Mais il n’avait pas l’intention de céder à ces succubes ricanantes. Il les repoussa d’un non ! si autoritaire qu’elles reculèrent de surprise.

 

- Vous me faites chier, maintenant !

- Mais ? Qu’est-ce qui te prends ?

- Foutez-moi la paix !

- T’es malade ou quoi ?

- C’est vous, les débiles !

 

Les jumelles le regardaient avec de grands yeux stupéfaits. Il leur en voulait méchamment. Ces petites connes méritent une bonne paire de gifles, lui dit une voix intérieure. Elles n’ont aucun respect pour toi. Les sœurs hésitaient pourtant entre la compassion et le rire. Mais la vue de ce pauvre quadragénaire nu, aux cheveux en bataille et au sexe flaccide, finit par déclencher chez elles un fou rire idiot. Comme tous les fous rires. Et ces éclats mutilaient sa dignité.

 

Il se leva brusquement et transperça les étudiantes du regard. Comprenant d’instinct que la situation ne s’arrangeait pas, elles s’empressèrent de lui tourner le dos afin d’occulter cette scène qui s’avérait si comique. Mais sans succès. Leurs gloussements se poursuivaient interminablement. Il perdait patience. Il se sentait ridicule. Humilié. Une sorte de nausée l’envahissait. Ses pensées dégénéraient. Ces culs hypocrites, auparavant si sympathiques, n’affichaient plus qu’un sourire moqueur face à son impuissance. Il faut que tu en finisses avec ces deux rictus indécents, lui dit la voix intérieure.

 

Il bouscula les jeunes femmes et partit en courant dans la salle d’eau afin de récupérer ses vêtements. Dans le reflet du miroir suspendu au-dessus du lavabo, il aperçut un lâche s’habiller rapidement. Un froussard familier qui, une fois encore, préférait s’enfuir plutôt que de faire face. Ils se défièrent un instant du regard.

 

Les jumelles étaient restées une bonne minute dans l’expectative. L’une préconisant l’attente sereine, l’autre suspectant le pire. Finalement, ne le voyant pas revenir, elles prirent la décision d’aller voir ce qu’il faisait. La porte était ouverte. Leur regard fut immédiatement attiré par quelque chose que l’homme tenait dans son poing fermé. Au moment où elles entraient dans la pièce, il fit jaillir la lame d’un couteau à cran d’arrêt. Elles se pétrifièrent instantanément. Les yeux fixés sur la lame. La bouche béante et muette d’incompréhension.
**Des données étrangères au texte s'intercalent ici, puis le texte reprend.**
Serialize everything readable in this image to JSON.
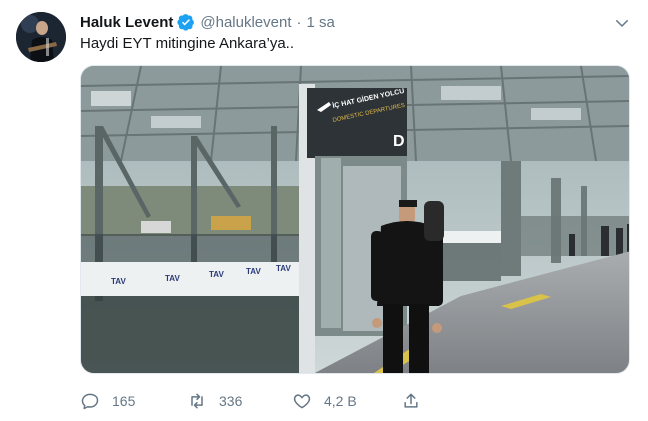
{
  "tweet": {
    "author_name": "Haluk Levent",
    "handle": "@haluklevent",
    "separator": "·",
    "time": "1 sa",
    "text": "Haydi EYT mitingine Ankara’ya..",
    "photo": {
      "sign_text": "İÇ HAT GİDEN YOLCU",
      "sign_subtext": "DOMESTIC DEPARTURES",
      "sign_letter": "D",
      "banner_text": [
        "TAV",
        "TAV",
        "TAV",
        "TAV",
        "TAV"
      ]
    },
    "actions": {
      "replies": "165",
      "retweets": "336",
      "likes": "4,2 B"
    }
  },
  "colors": {
    "text": "#14171a",
    "secondary": "#657786",
    "verified": "#1da1f2",
    "border": "#e1e8ed"
  },
  "icons": [
    "verified-badge-icon",
    "chevron-down-icon",
    "reply-icon",
    "retweet-icon",
    "like-icon",
    "share-icon"
  ]
}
Elles ne savaient quoi penser de la tournure que prenaient les évènements, s’il s’agissait d’un jeu ou bien d’une intimidation quelconque. Leurs prunelles s’interrogeaient à toute allure. En définitive, comme il arrive parfois dans les drames, la plaisanterie vint soulager la tension :

 

- C’est pas le moment de bricoler, lança la plus téméraire.

 

L’homme ne répondit pas et s’approcha d’elles, les bras le long du corps, tenant le couteau pointé vers le sol. Un étrange sourire était crispé sur son visage tandis que ses pensées fluctuaient dans le chaos le plus total. Les étudiantes, qui préféraient toujours voir le bon côté des choses, s’envoyaient des œillades interrogatives, attendant avec impatience la suite du canular. Il leur ordonna de se retourner et de se pencher en avant, les mains appuyées sur le fond de la baignoire. Elles obéirent en ricanant, s’imaginant que leur invité désirait assouvir un quelconque fantasme. Il reluqua avec un sentiment de puissance ces culs railleurs. Les jumelles eurent le temps d’échanger une dernière plaisanterie ironique au sujet de la virilité de leur invité. Il reçut violemment la boutade comme un dernier outrage. Et embrocha indifféremment l’une des sœurs, puis l’autre.

 

L’homme erra une bonne heure dans les rues, réfléchissant confusément à l’acte irréparable qu’il venait de commettre. Sa conscience ne le lâchait pas : toi qui n’as jamais fait de mal à personne… Comment as-tu pu faire une chose pareille ? Il se demandait ce qui allait se passer à présent. Finalement, une idée lui traversa l’esprit. Il entra dans un bar et repéra une table isolée dans un coin. C’est parfait pour ce que je vais faire, se dit-il. Il regardait autour de lui en attendant le serveur. La vie continuait normalement, alors qu’il venait certainement de tuer deux jolies filles innocentes. Il commanda une bière qu’il but en deux longues gorgées. Puis une autre, qu’il prit le temps de déguster. Il avait d’abord songé qu’en se soûlant il aurait peut-être le courage d’aller se dénoncer à la police, mais il avait déjà du mal à terminer sa seconde bière, alors… De toute façon, les empreintes dans l’appartement et le préservatif qu’il y avait laissé constituaient des preuves irréfutables de sa culpabilité. Eh bien voilà, se dit-il. Il n’y a plus qu’à laisser faire. C’est quand même plus facile d’attendre que la police fasse son travail.

 

Les médias, dans leur majorité, avaient exploité cet horrible double crime durant trois semaines. Certains journalistes s’acharnaient encore dans des commentaires qui n’avaient plus rien à voir avec de l’information. Les chiens de garde ne lâchent pas leur os aussi facilement. Et là, ils avaient eu de quoi ronger. Tous les ingrédients d’un film hollywoodien grand public : horreur, sexe et compassion. Et cette affaire était bien plus rentable que de la fiction parce que c’était la réalité. Mais dans ce monde du divertissement, les évènements les plus spectaculaires finissent par lasser un public gavé et de plus en plus indifférent, car tous les jours des nouvelles plus fraîches, plus croustillantes, prennent implacablement le dessus de l’actualité.

 

Il avait passé des nuits agitées, le sommeil troublé par de terribles cauchemars, se réveillant en sueur dans l’obscurité de sa chambre, cherchant dans son lit la présence rassurante d’un être toujours absent. J’ai besoin d’une femme, se répétait-il. Une femme qui sache m’aimer en retour, qui puisse avoir de la considération pour moi, qui me donne une bonne raison d’exister pour quelque chose de valable, qui me confère le sentiment d’être important sur cette terre…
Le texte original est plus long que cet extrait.